Abstract
Background: Fostamatinib, a spleen tyrosine kinase inhibitor, has been marketed in France for the management of adult chronic immune thrombocytopenia (ITP) in October 2021. French health authority recommended the use fostamatinib in case of failure or contraindication to eltrombopag, romiplostim (the two thrombopoietin receptor agonists – TPO-RAs – available in France), rituximab and splenectomy, even if every hematologist or internist is allowed to prescribe the drug. The French national health authority also requested a prospective three-year registry to include and follow as many treated patients as possible to provide real-world evidence. We herein present the results of this registry, assessing the use, the effectiveness and the safety of fostamatinib in adult patients with ITP in the real world in France after three years of availability of the drug.
Methods: The source of study population was the French fostamatinib registry, appended to the CARMEN-France registry of the French referral network for autoimmune cytopenias, that prospectively includes adult patients with a new diagnosis of ITP in 50 centers. Adult patients were included in the fostamatinib registry 1) if they were previously included in the CARMEN-France registry and initiated fostamatinib or 2) if they were not already in the registry but initiated fostamatinib. In that latter case, a retrospective assessment of ITP history was recorded. Patients who initiated fostamatinib between October 2021 and October 2024 were selected for the present analysis. We described the patients' characteristics, response rate on treatment (defined by an ongoing exposure to fostamatinib and a platelet count ≥30 x 109/L with no rescue in the previous 4 weeks) at M3, M6, M12 and M24, bleeding during fostamatinib, drug discontinuations, adverse drug reactions (ADRs, judged related to fostamatinib by the investigators), and other events of interest, i.e. thrombosis, infection, fracture, cancer and death.

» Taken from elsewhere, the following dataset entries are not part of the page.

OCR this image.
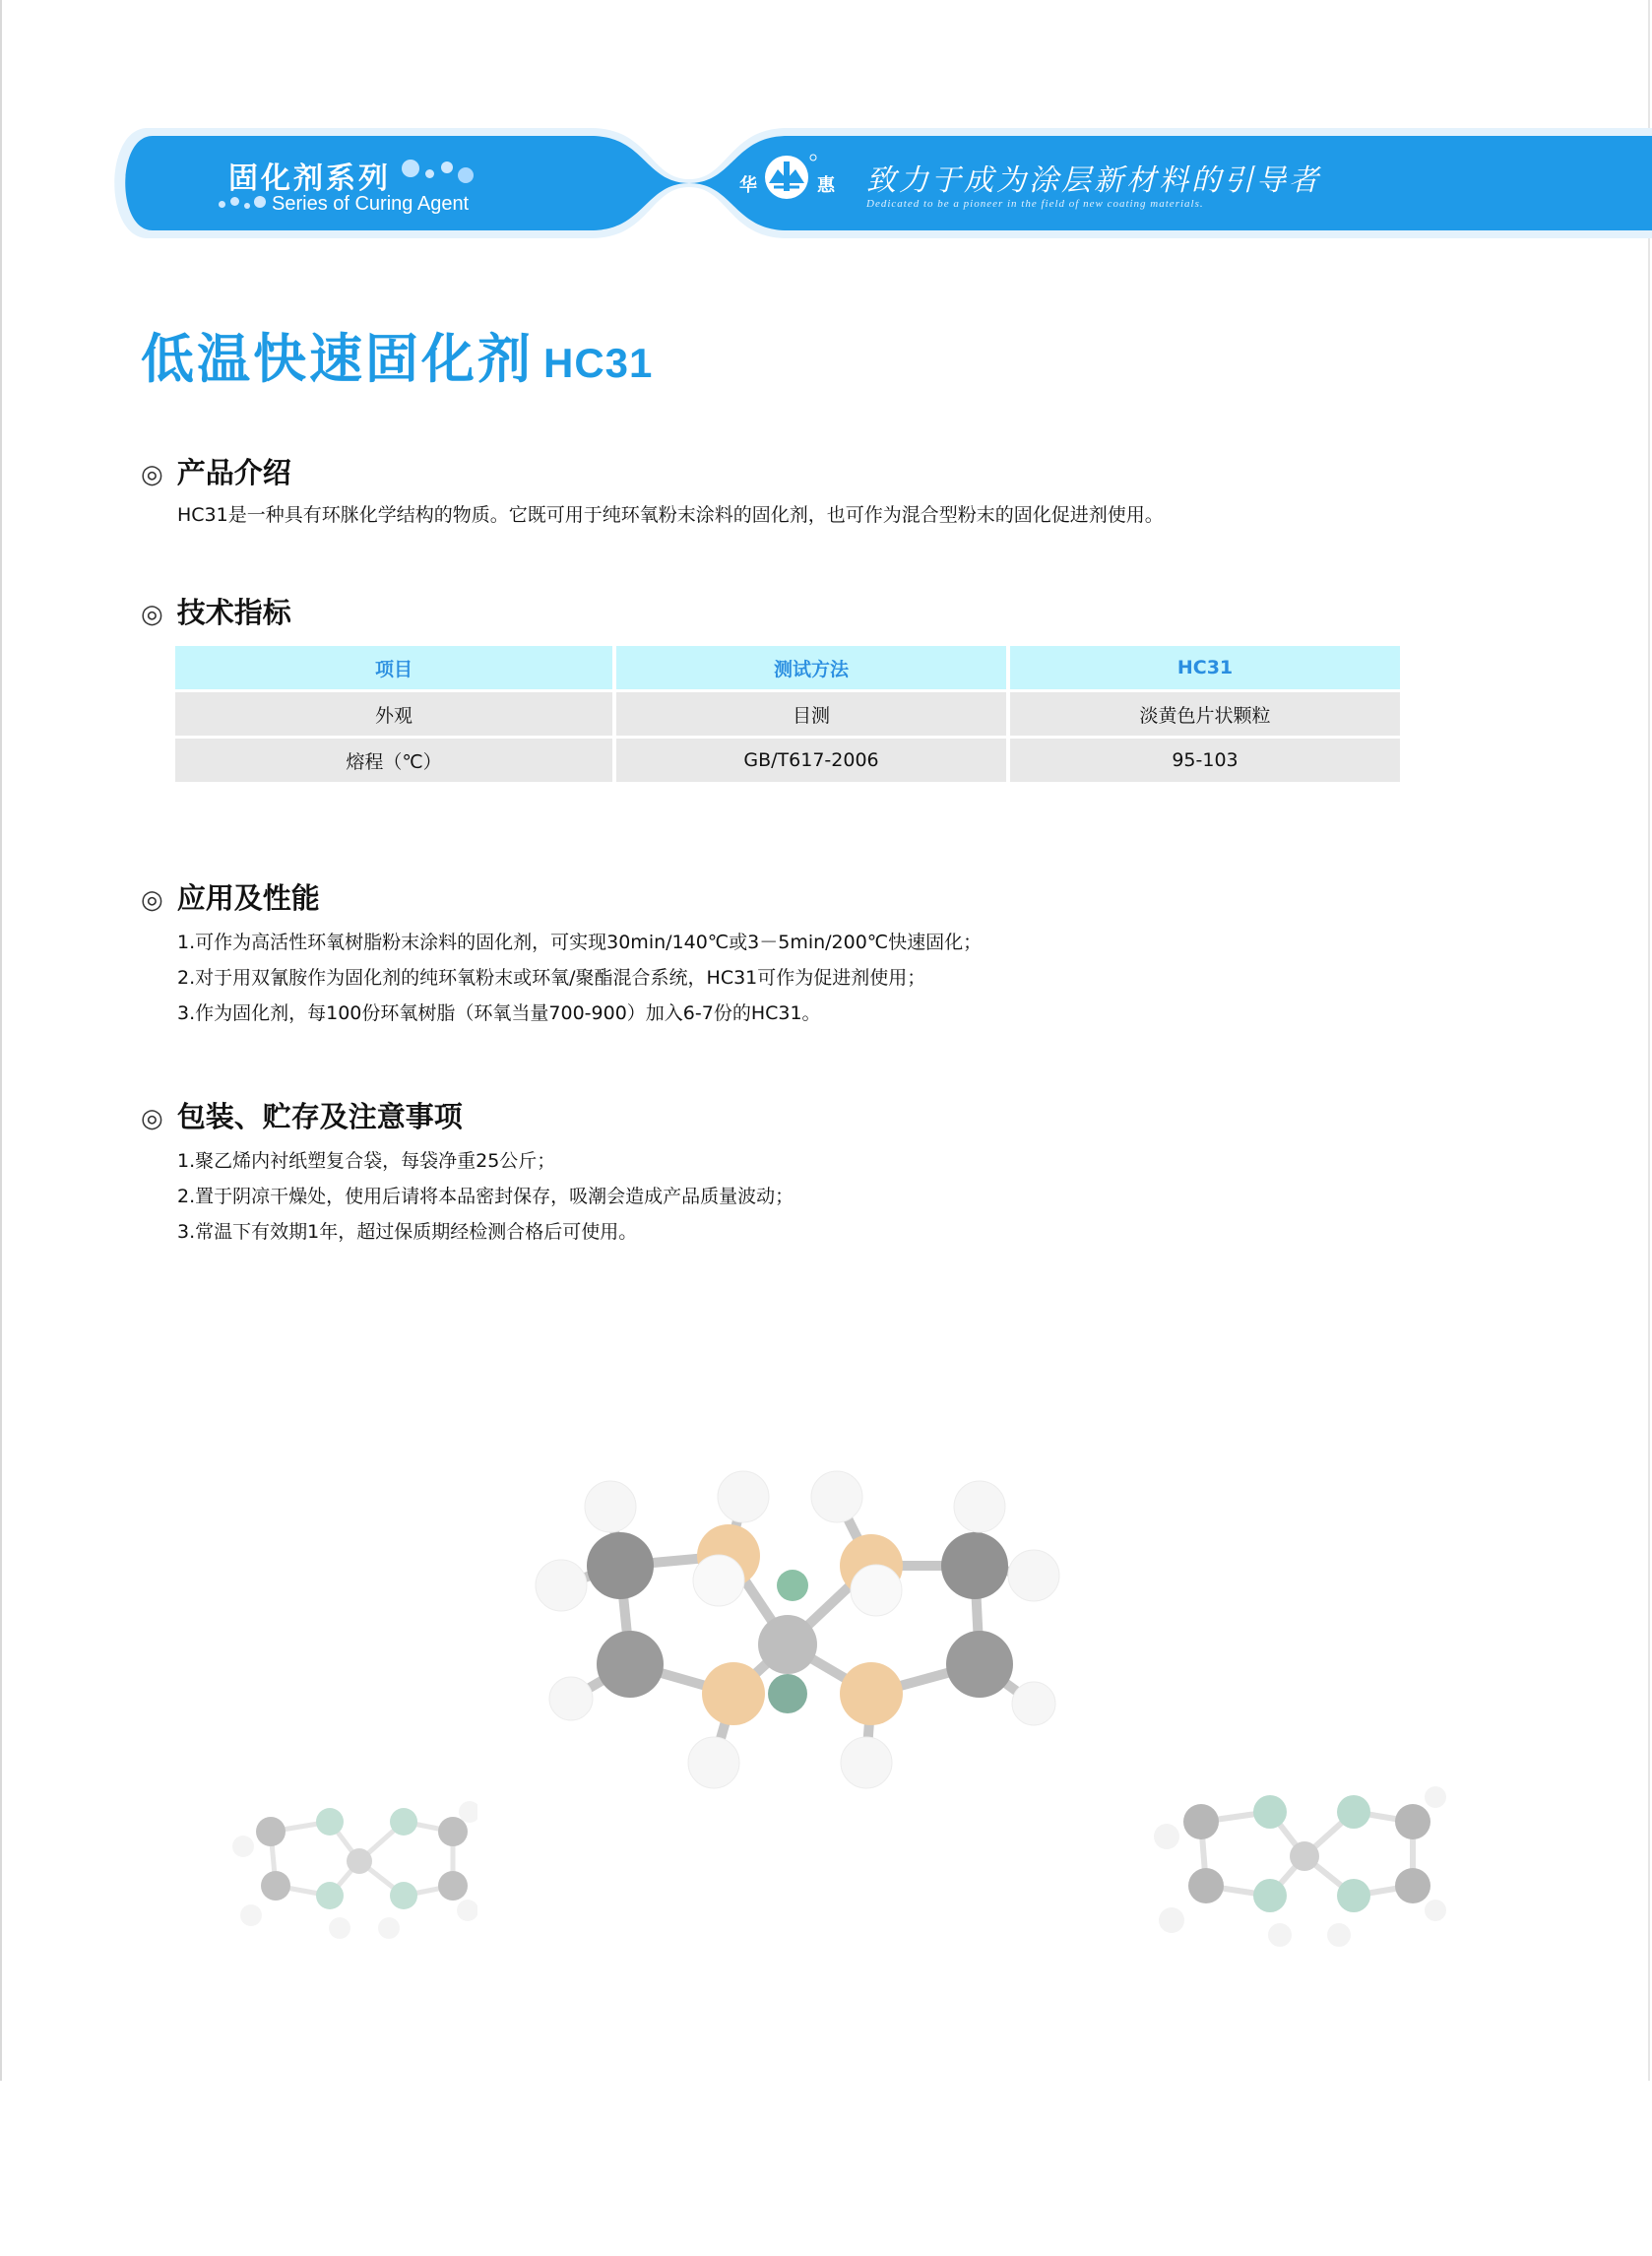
固化剂系列
Series of Curing Agent
华	惠 致力于成为涂层新材料的引导者
Dedicated to be a pioneer in the field of new coating materials.
低温快速固化剂 HC31
◎ 产品介绍
HC31是一种具有环脒化学结构的物质。它既可用于纯环氧粉末涂料的固化剂，也可作为混合型粉末的固化促进剂使用。
◎ 技术指标
项目	测试方法	HC31
外观	目测	淡黄色片状颗粒
熔程（℃）	GB/T617-2006	95-103
◎ 应用及性能
1.可作为高活性环氧树脂粉末涂料的固化剂，可实现30min/140℃或3－5min/200℃快速固化；
2.对于用双氰胺作为固化剂的纯环氧粉末或环氧/聚酯混合系统，HC31可作为促进剂使用；
3.作为固化剂，每100份环氧树脂（环氧当量700-900）加入6-7份的HC31。
◎ 包装、贮存及注意事项
1.聚乙烯内衬纸塑复合袋，每袋净重25公斤；
2.置于阴凉干燥处，使用后请将本品密封保存，吸潮会造成产品质量波动；
3.常温下有效期1年，超过保质期经检测合格后可使用。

Results: During the study period, 164 patients were included in the registry, corresponding to 44.3% of exposed patients in the whole of France, as determined by the national dispensing database. Median age was 59 years and 55.5% were women. Thirty-eight percent had ≥1 comorbidity according to the Charlson Comorbidity Index and 29.7% had chronic arterial hypertension. The median lowest platelet count before fostamatinib was 11 x 109/L and 84.1% patients had experienced bleeding. Thirty patients had secondary ITP. The median ITP duration was 7.2 years and 146 (89.0%) patients had chronic ITP. The median number of previous exposures to ITP treatments was 6 (min-max: 1-13). Seventy-height percent of patients had been exposed to eltrombopag, 74.4% to romiplostim, 86.0% to rituximab, 48.8% to mycopenolate or azathioprine, and 28.0% were splenectomized. A concomitant exposure to another ITP treatment at fostamatinib initiation was present in 65.2% of patients. The response rate was 44.0% (70/159) at M3, 41.9% (62/148) at M6, 32.4% (44/136) at M12 and 20.0% (21/105) at M24. Combination treatment (mostly with TPO-RA) was observed in >60.0% of responders at each endpoint. The cumulative discontinuation rate at each endpoint was respectively 27.0%, 44.6%, 55.9% and 76.2%. Seventy-one (43.3%) patients experienced at least one bleeding during the exposure to fostamatinib, none was fatal. One hundred adverse drug reactions (8 serious) were observed in 61 (36.7%) patients, including diarrhea in 28 (17.1%) patients, arterial hypertension in 17 (10.4%), transaminitis (n=7) and neutropenia (n=4). Seven (4.3%) thrombosis and 40 infections (including 12 serious) in 25 (15.2%) patients were reported mostly in patients with known risk factors. One fracture was reported (in an 87-year-old woman exposed to corticosteroids), two cancers (1 lymphoma and 1 adenocarcinoma considered not related to fostamatinib because diagnosed within the weeks following the exposure), and 5 deaths (47 to 82 year-old patients 3 related to infection, 1 to myocardial infarction, 1 of unknown cause).
Conclusion: Fostamatinib was used in previously very heavily treated patients, with response rates of 44.0% at M3 and of 20.0% at M24. Combination therapy with TPO-RA is an option to consider in this population. No new safety signal was observed.